Six-hundred Bahraini prisoners have been on hunger strike for nine days to protest against being tortured in a prison, says the Bahrain Center for Human Rights (BCHR).
In report on Friday, the rights group voiced “concern over the reports of prisoners’ hunger strike at the Dry Dock detention center in protest against ongoing torture and ill-treatment in detention.”
The group quoted the prisoners as saying they suffered from “different types of ill-treatment including beatings, insults, deprivation from using the toilets, being locked in their cells at all times, insulting their sect, torture, solitary confinement, and being forced to stand for long hours.”
This is not the first time that Bahrain’s pro-democracy activists have gone on a hunger strike. Dozens of similar strikes have been staged at the Dry Dock and Juw prisons since 2010.
The BCHR estimates that at least 3,000 people are held in detention in the Persian Gulf country.

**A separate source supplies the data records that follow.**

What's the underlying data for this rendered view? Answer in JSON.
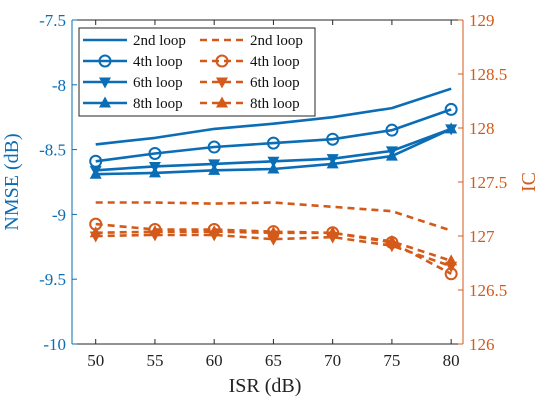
{
  "chart_data": {
    "type": "line",
    "x": [
      50,
      55,
      60,
      65,
      70,
      75,
      80
    ],
    "xlabel": "ISR (dB)",
    "xlim": [
      48,
      81
    ],
    "xticks": [
      "50",
      "55",
      "60",
      "65",
      "70",
      "75",
      "80"
    ],
    "ylabel_left": "NMSE (dB)",
    "ylim_left": [
      -10,
      -7.5
    ],
    "yticks_left": [
      "-7.5",
      "-8",
      "-8.5",
      "-9",
      "-9.5",
      "-10"
    ],
    "ylabel_right": "IC",
    "ylim_right": [
      126,
      129
    ],
    "yticks_right": [
      "129",
      "128.5",
      "128",
      "127.5",
      "127",
      "126.5",
      "126"
    ],
    "colors": {
      "nmse": "#0a6db5",
      "ic": "#d35a1a",
      "axis_left": "#0a6db5",
      "axis_right": "#d35a1a"
    },
    "legend_position": "top-left",
    "series": [
      {
        "name": "2nd loop",
        "axis": "left",
        "style": "solid",
        "marker": "none",
        "values": [
          -8.46,
          -8.41,
          -8.34,
          -8.3,
          -8.25,
          -8.18,
          -8.03
        ]
      },
      {
        "name": "4th loop",
        "axis": "left",
        "style": "solid",
        "marker": "circle",
        "values": [
          -8.59,
          -8.53,
          -8.48,
          -8.45,
          -8.42,
          -8.35,
          -8.19
        ]
      },
      {
        "name": "6th loop",
        "axis": "left",
        "style": "solid",
        "marker": "triangle-down",
        "values": [
          -8.66,
          -8.63,
          -8.61,
          -8.59,
          -8.57,
          -8.51,
          -8.34
        ]
      },
      {
        "name": "8th loop",
        "axis": "left",
        "style": "solid",
        "marker": "triangle-up",
        "values": [
          -8.69,
          -8.68,
          -8.66,
          -8.65,
          -8.61,
          -8.55,
          -8.34
        ]
      },
      {
        "name": "2nd loop",
        "axis": "right",
        "style": "dashed",
        "marker": "none",
        "values": [
          127.31,
          127.31,
          127.3,
          127.31,
          127.27,
          127.23,
          127.05
        ]
      },
      {
        "name": "4th loop",
        "axis": "right",
        "style": "dashed",
        "marker": "circle",
        "values": [
          127.11,
          127.06,
          127.06,
          127.04,
          127.03,
          126.94,
          126.65
        ]
      },
      {
        "name": "6th loop",
        "axis": "right",
        "style": "dashed",
        "marker": "triangle-down",
        "values": [
          127.0,
          127.01,
          127.01,
          126.97,
          126.99,
          126.91,
          126.72
        ]
      },
      {
        "name": "8th loop",
        "axis": "right",
        "style": "dashed",
        "marker": "triangle-up",
        "values": [
          127.03,
          127.04,
          127.04,
          127.03,
          127.03,
          126.95,
          126.77
        ]
      }
    ]
  }
}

On June 10, the Office of the UN High Commissioner for Human Rights (OHCHR) censured the Manama regime for human rights violations in the country. A total of 46 members of the international body expressed deep concern over the Al Khalifa regime’s crackdown on peaceful protesters.
Since mid-February 2011, thousands of pro-democracy protesters have held numerous demonstrations in the streets of Bahrain, calling for the Al Khalifa royal family to relinquish power.
On March 14, 2011, troops from Saudi Arabia and the United Arab Emirates invaded the country to assist the Bahraini government in its crackdown on peaceful protesters.
According to local sources, scores of people have been killed.